Location
- Mitsaki, 18 11141 Atene Athens Greece
- Coordinates: 38°01′03″N 23°44′16″E﻿ / ﻿38.0176216°N 23.73784009999997°E

Information
- Type: Italian international school
- Website: scuolaitaliana.gr

= Scuola Italiana Statale di Atene =

Scuola Italiana Statale di Atene (Ιταλική Σχολή Αθηνών) is an Italian international school in Ano Patissia in Athens, Greece. Owned by the Italian government, it serves elementary, lower secondary, and liceo (upper secondary) levels.

==History==
It was officially established in 1956. No later than 1968, was it run as a two-fold school, namely an Italian and a Greek one. In 1968, the two sections were merged and the pupils were educated accordingly to both the Italian and Greek instructional systems. As a result, they were entitled to hold exams either for the Greek "Apolytirion" and the Italian "Maturità". Until 1972 the headquarters of the School were to be found in the "Casa d'Italia" magnificent building (47, Patission Street).
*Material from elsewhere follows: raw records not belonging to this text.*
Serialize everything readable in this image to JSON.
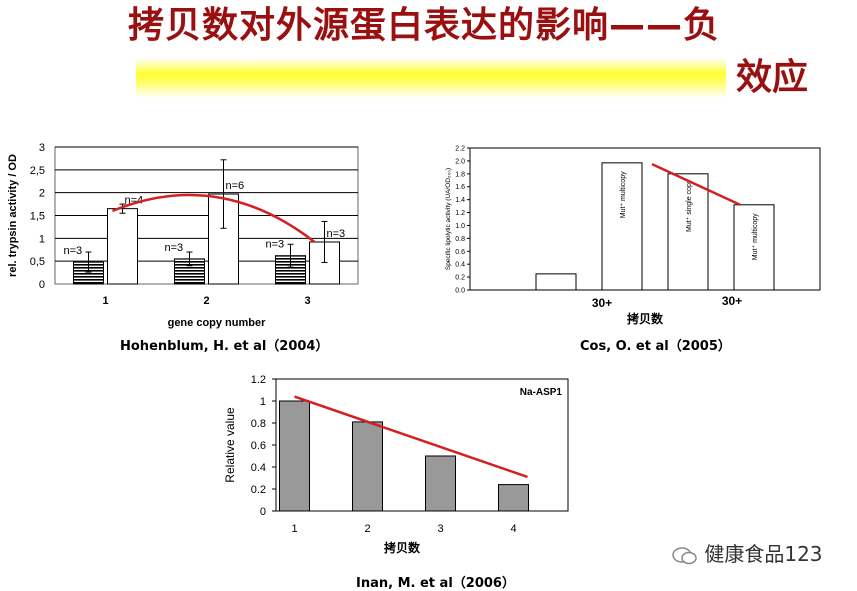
{
  "slide": {
    "title_line1": "拷贝数对外源蛋白表达的影响——负",
    "title_line2": "效应",
    "watermark": "健康食品123"
  },
  "chart_data": [
    {
      "id": "hohenblum",
      "type": "bar",
      "caption": "Hohenblum, H. et al（2004）",
      "xlabel": "gene copy number",
      "ylabel": "rel. trypsin activity / OD",
      "ylim": [
        0,
        3
      ],
      "yticks": [
        "0",
        "0,5",
        "1",
        "1,5",
        "2",
        "2,5",
        "3"
      ],
      "categories": [
        "1",
        "2",
        "3"
      ],
      "series": [
        {
          "style": "hatched",
          "values": [
            0.48,
            0.55,
            0.62
          ],
          "errors": [
            0.22,
            0.15,
            0.25
          ],
          "labels": [
            "n=3",
            "n=3",
            "n=3"
          ]
        },
        {
          "style": "white",
          "values": [
            1.65,
            1.97,
            0.92
          ],
          "errors": [
            0.1,
            0.75,
            0.45
          ],
          "labels": [
            "n=4",
            "n=6",
            "n=3"
          ]
        }
      ],
      "trend_color": "#d42020",
      "grid": true
    },
    {
      "id": "cos",
      "type": "bar",
      "caption": "Cos, O. et al（2005）",
      "xlabel": "拷贝数",
      "ylabel": "Specific lipolytic activity (UA/OD₆₀₀)",
      "ylim": [
        0,
        2.2
      ],
      "yticks": [
        "0.0",
        "0.2",
        "0.4",
        "0.6",
        "0.8",
        "1.0",
        "1.2",
        "1.4",
        "1.6",
        "1.8",
        "2.0",
        "2.2"
      ],
      "values": [
        0.25,
        1.97,
        1.8,
        1.32
      ],
      "bar_labels": [
        "",
        "Mut⁺ multicopy",
        "Mut⁺ single copy",
        "Mut⁺ multicopy"
      ],
      "group_labels": [
        "30+",
        "30+"
      ],
      "trend_color": "#d42020"
    },
    {
      "id": "inan",
      "type": "bar",
      "caption": "Inan, M. et al（2006）",
      "xlabel": "拷贝数",
      "ylabel": "Relative value",
      "legend": "Na-ASP1",
      "ylim": [
        0,
        1.2
      ],
      "yticks": [
        "0",
        "0.2",
        "0.4",
        "0.6",
        "0.8",
        "1",
        "1.2"
      ],
      "categories": [
        "1",
        "2",
        "3",
        "4"
      ],
      "values": [
        1.0,
        0.81,
        0.5,
        0.24
      ],
      "bar_color": "#999999",
      "trend_color": "#d42020"
    }
  ]
}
In 1972, however, they were transferred to a Vatican-owned building, former seminar of Roman Catholic clergymen, at Greek capital's fringes (18, Mitsaki Street, Ano Patissia). In 1974, moreover, two separate sections, that is to say an Italian and a Greek one, were re-established and, at last, in 2015 the Greek section was closed down.

==Teachers and students==
As of 2015 the school has 27 teachers and 218 students. Most students come from mixed Italian-Greek families. A larger minority are students of nationalities other than Greek or Italian, mostly Albanian students. A smaller minority are Italians temporarily residing in Greece. Another small group are Greek students who had previously lived in Italy and attended local schools there. Teachers include contract teachers, supplemental teachers, and those sent by the Italian Ministry of Foreign Affairs (MAE).